Tag: Avian

Summary of amino acid mixtures identified in the hemagglutinin (HA) of clinical specimens from the patient.

Overall, the hemagglutinin (HA) sequences from the two clinical specimens were closely related to HA sequences detected in other D1.1 genotype viruses, including viruses sequenced from samples collected in November and December 2024 in wild birds and poultry in Louisiana. The HA genes of these viruses also were closely related to the A/Ezo red fox/Hokkaido/1/2022 candidate vaccine virus (CVV) with 2 or 3 amino acid changes detected. These viruses have, on average, 3 or 4 amino acid changes in the HA when compared directly to the A/Astrakhan/3212/2020 CVV sequence. These data indicate the viruses detected in respiratory specimens from this patient are closely related to existing HPAI A(H5N1) CVVs that are already available to manufacturers, and which could be used to make vaccines if needed.

There were some differences detected between the NP/OP and the NP specimens. Despite the very close similarity of the D1.1 sequences from the Louisiana human case to bird viruses, deep sequence analysis of the HA gene segment from the combined NP/OP sample detected low frequency mixed nucleotides corresponding to notable amino acid residues (using mature HA sequence numbering):

• A134A/V [Alanine 88%, Valine 12%];
• N182N/K [Asparagine 65%, Lysine 35%]; and
• E186E/D [Glutamic acid 92%, Aspartic Acid 8%].
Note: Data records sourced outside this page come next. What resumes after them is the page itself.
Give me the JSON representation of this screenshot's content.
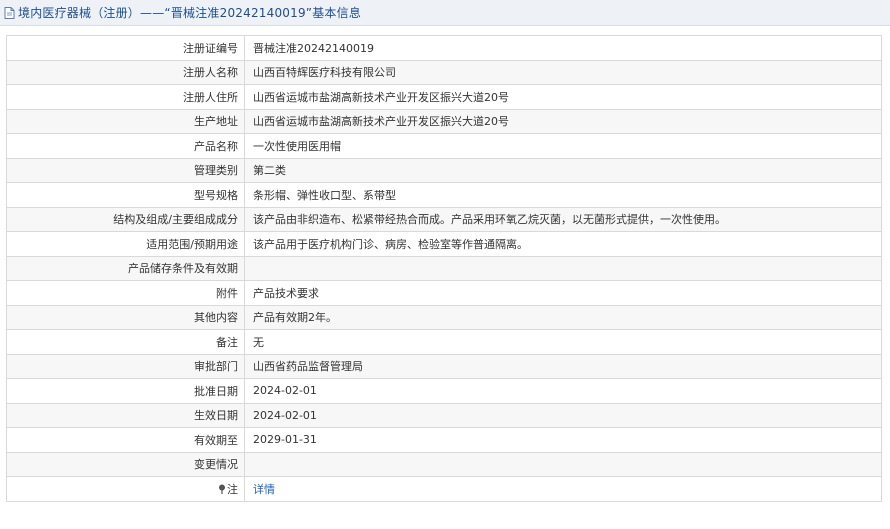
{
  "header": {
    "title": "境内医疗器械（注册）——“晋械注准20242140019”基本信息"
  },
  "rows": [
    {
      "label": "注册证编号",
      "value": "晋械注准20242140019"
    },
    {
      "label": "注册人名称",
      "value": "山西百特辉医疗科技有限公司"
    },
    {
      "label": "注册人住所",
      "value": "山西省运城市盐湖高新技术产业开发区振兴大道20号"
    },
    {
      "label": "生产地址",
      "value": "山西省运城市盐湖高新技术产业开发区振兴大道20号"
    },
    {
      "label": "产品名称",
      "value": "一次性使用医用帽"
    },
    {
      "label": "管理类别",
      "value": "第二类"
    },
    {
      "label": "型号规格",
      "value": "条形帽、弹性收口型、系带型"
    },
    {
      "label": "结构及组成/主要组成成分",
      "value": "该产品由非织造布、松紧带经热合而成。产品采用环氧乙烷灭菌，以无菌形式提供，一次性使用。"
    },
    {
      "label": "适用范围/预期用途",
      "value": "该产品用于医疗机构门诊、病房、检验室等作普通隔离。"
    },
    {
      "label": "产品储存条件及有效期",
      "value": ""
    },
    {
      "label": "附件",
      "value": "产品技术要求"
    },
    {
      "label": "其他内容",
      "value": "产品有效期2年。"
    },
    {
      "label": "备注",
      "value": "无"
    },
    {
      "label": "审批部门",
      "value": "山西省药品监督管理局"
    },
    {
      "label": "批准日期",
      "value": "2024-02-01"
    },
    {
      "label": "生效日期",
      "value": "2024-02-01"
    },
    {
      "label": "有效期至",
      "value": "2029-01-31"
    },
    {
      "label": "变更情况",
      "value": ""
    }
  ],
  "note_row": {
    "label": "注",
    "link": "详情"
  },
  "icons": {
    "title": "document-icon",
    "note": "pin-icon"
  },
  "colors": {
    "title_text": "#1f4e8c",
    "link": "#1f5fbf",
    "header_bg": "#eef2f7"
  }
}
The NP specimen, notably, did not have these low frequency changes indicating they may have been detected from swabbing the oropharyngeal cavity of the patient. While these low frequency changes are rare in humans, they have been reported in previous cases of A(H5N1) in other countries and most often during severe disease2345. The E186E/D mixture, for example, was also identified in a specimen collected from the severe human case detected in British Columbia, Canada67.

This summary analysis focuses on mixed nucleotide detections at residues A134V, N182K, E186D as these changes may result in increased virus binding to α2-6 cell receptors found in the upper respiratory tract of humans. It is important to note that these changes represent a small proportion of the total virus population identified in the sample analyzed (i.e., the virus still maintains a majority of ‘avian’ amino acids at the residues associated with receptor binding). The changes observed were likely generated by replication of this virus in the patient with advanced disease rather than primarily transmitted at the time of infection. Comparison of influenza A(H5) sequence data from viruses identified in wild birds and poultry in Louisiana, including poultry identified on the property of the patient, and other regions of the United States did not identify these changes. Of note, virus sequences from poultry sampled on the patient’s property were nearly identical to the virus sequences from the patient but did not have the mixed nucleotides identified in the patient’s clinical sample, strongly suggesting that the changes emerged during infection as virus replicated in the patient. Although concerning, and a reminder that A(H5N1) viruses can develop changes during the clinical course of a human infection, these changes would be more concerning if found in animal hosts or in early stages of infection (e.g., within a few days of symptom onset) when these changes might be more likely to facilitate spread to close contacts. Notably, in this case, no transmission from the patient in Louisiana to other persons has been identified. The Louisiana Department of Public Health and CDC are collaborating to generate additional sequence data from sequential patient specimens to facilitate further genetic and virologic analysis.

Additional genomic analysis

The genetic sequences of the A(H5N1) viruses from the patient in Louisiana did not have the PB2 E627K change or other changes in polymerase genes associated with adaptation to mammals and no evidence of low frequency changes at critical positions. And, like other D1.1 genotype viruses found in birds, the sequences lack PB2 M631L, which is associated with viral adaptation to mammalian hosts, and which has been detected in >99% of dairy cow sequences but is only sporadically found in birds. Analysis of the N1 neuraminidase (NA), matrix (M) and polymerase acid (PA) genes from the specimens showed no changes associated with known or suspected markers of reduced susceptibility to antiviral drugs. The remainder of the genetic sequences of A/Louisiana/12/2024 were closely related to sequences detected in wild bird and poultry D1.1 genotype viruses, including poultry identified on the property of the patient, providing further evidence that the human case was most likely infected following exposure to birds infected with D1.1 genotype virus.

Follow Up Actions

Overall, CDC considers the risk to the general public associated with the ongoing U.S. HPAI A(H5N1) outbreak has not changed and remains low. The detection of a severe human case with genetic changes in a clinical specimen underscores the importance of ongoing genomic surveillance in people and animals, containment of avian influenza A(H5) outbreaks in dairy cattle and poultry, and prevention measures among people with exposure to infected animals or environments.